High school building improvements approved by voters in the referendum is continuing. Most of the work in the elementary/middle school building was done last year. Polomis said most of the demolition phase at the high school is completed and walls are going back up. The new stairway is on the south side of the building along with walls for the addition to the commons area. The roof is being worked on, painting is being done in TechEd rooms and tile in the hallways are being prepped for painting.
Polomis distributed contingency and allowance PCI summaries received from Miron Construction, and said the district will use $350,000 to $400,000 earned in interest from investments to pay for projects the board had previously approved for payment with Fund 46 dollars - money the district is allowed to set aside for long term capital improvements.
The elementary school roof has been inspected and no new problems were found, Polomis said. He added that the roof was designed to expand. Costs were covered by Miron and/or the subcontractor.
Five years ago the board set up a long-term Capital Improvements Trust Fund, which now has a balance of $1.2 million. Polomis said most of that money will be spent this summer while crews are in the buildings doing work on the referendum renovations. He noted the 10-year plan for capital improvements can be modified at any time, and later in the meeting the board unanimously approved his recommendations for some modifications.
Renovation of the high school gym is underway. State champion boards have been ordered and two new conference banners for schools have been added due to cross country. There will be boards honoring team championships in all sports year by year Polomis said there is no longer room in the gym for the wrestling team state board that lists individual members, and suggested that could now be hung up in the wrestling room.

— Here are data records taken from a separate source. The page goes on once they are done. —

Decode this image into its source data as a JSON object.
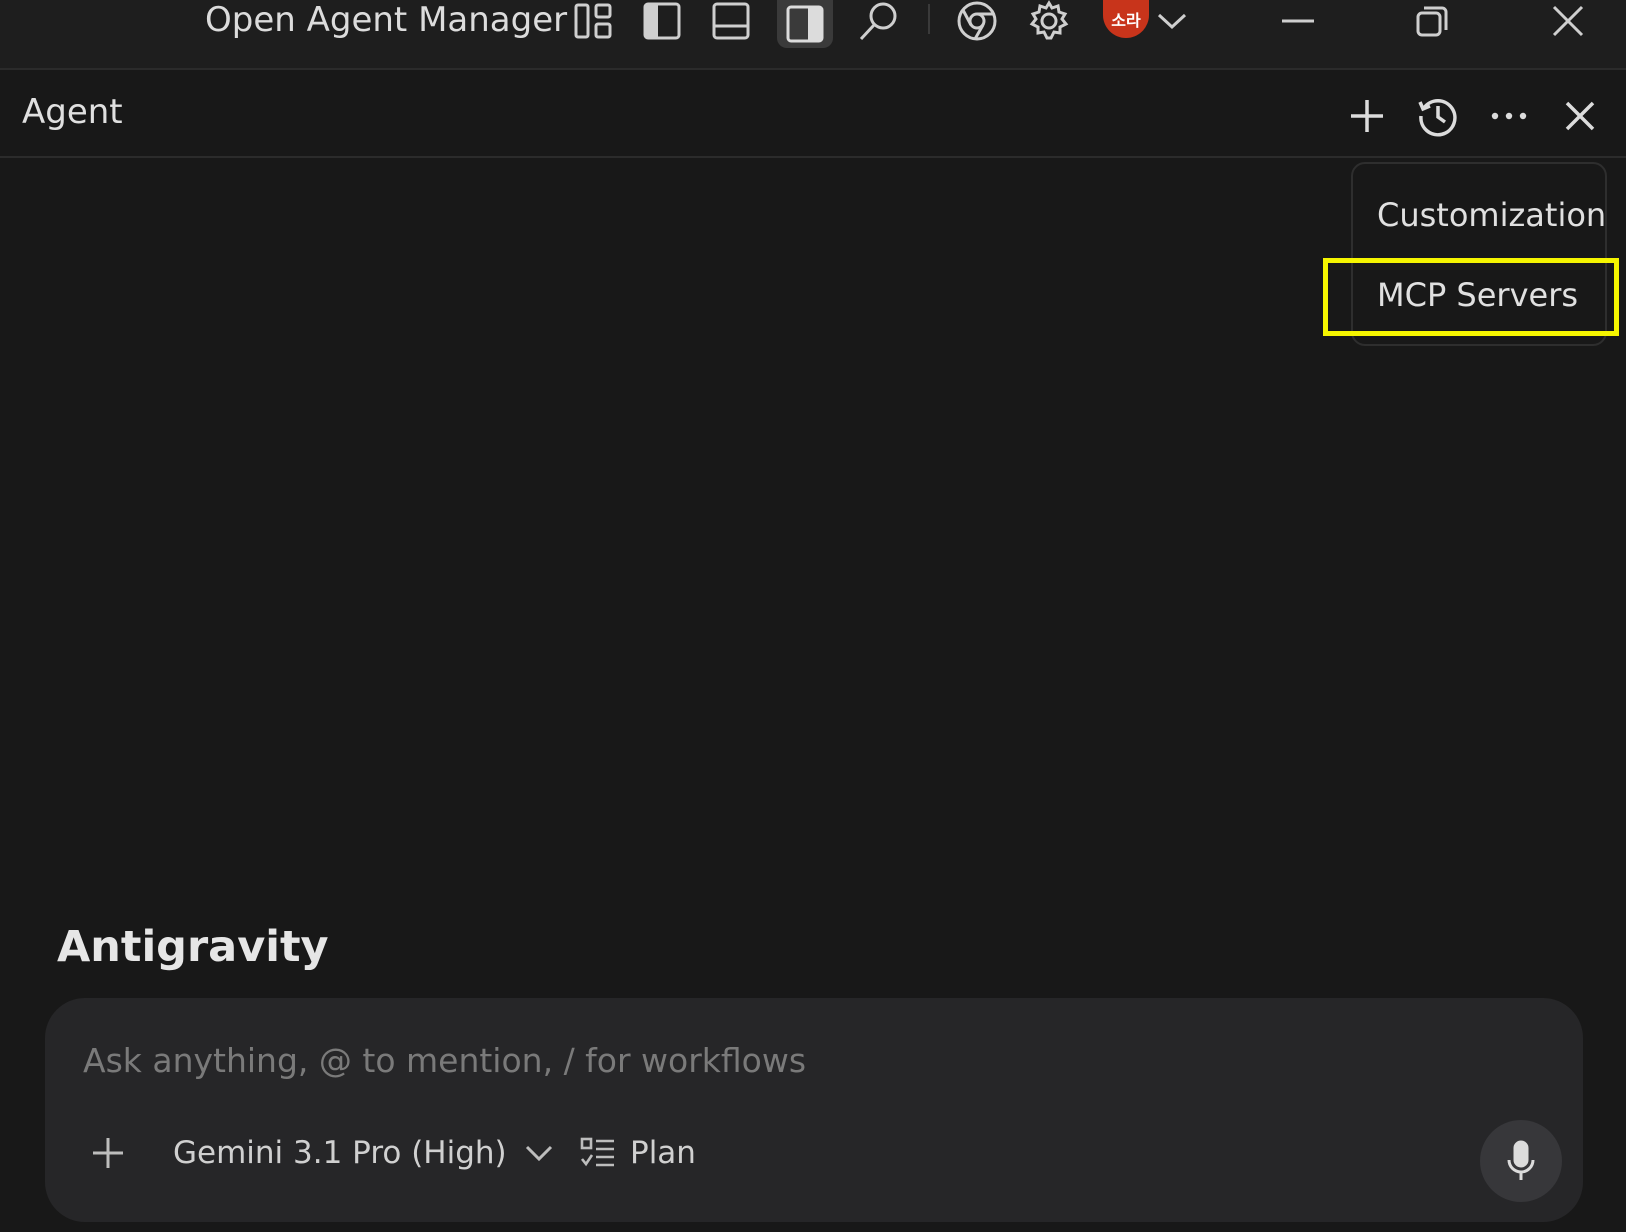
{
  "titlebar": {
    "app_title": "Open Agent Manager",
    "avatar_text": "소라"
  },
  "agent_header": {
    "title": "Agent"
  },
  "menu": {
    "items": [
      {
        "label": "Customization"
      },
      {
        "label": "MCP Servers"
      }
    ]
  },
  "brand": {
    "name": "Antigravity"
  },
  "composer": {
    "placeholder": "Ask anything, @ to mention, / for workflows",
    "value": "",
    "model_label": "Gemini 3.1 Pro (High)",
    "mode_label": "Plan"
  },
  "colors": {
    "background": "#181818",
    "titlebar": "#1e1e1e",
    "composer": "#262628",
    "avatar": "#c8341b",
    "highlight": "#f5f500"
  }
}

He commented that not having enough room to display all the state championship recognition boards is a very good problem to have.
The board removed a requirement in the support staff handbook that to be paid for a holiday a staff member had to work on the day before and after it.
The board accepted a $2,000 donation from the Cougar Community Booster Club.
In other action, the board approved:
*Creating a speech/language pathologist assistant position, hiring Tess Rosner to fill it, and an agreement with DOTCOM to provide the mandatory oversight;
*Hiring of Tiffany Dufeck as a prom co-advisor;
*An overload stipend for Jeremy Brady for the first semester of 2020-2021;
*All policies presented for second readings;
*Labor of Love agreement;
*WIAA membership for the 2020-2021 school year;
*Open enrollment in and Open Enrollment out applications as presented:
*Start College Now applications and early graduation requests as presented; and
*Hiring of James Seewald to fill a maintenance position.
After completing other business the board went into closed executive session to discuss employee compensation. They then returned to open session and approved 2020-21 contracts for District Business Manager Lori Beland, District Administrative Assistant Lorie Karban, IT Director Dan Perry, and Building and Grounds Director Matt Markiewicz.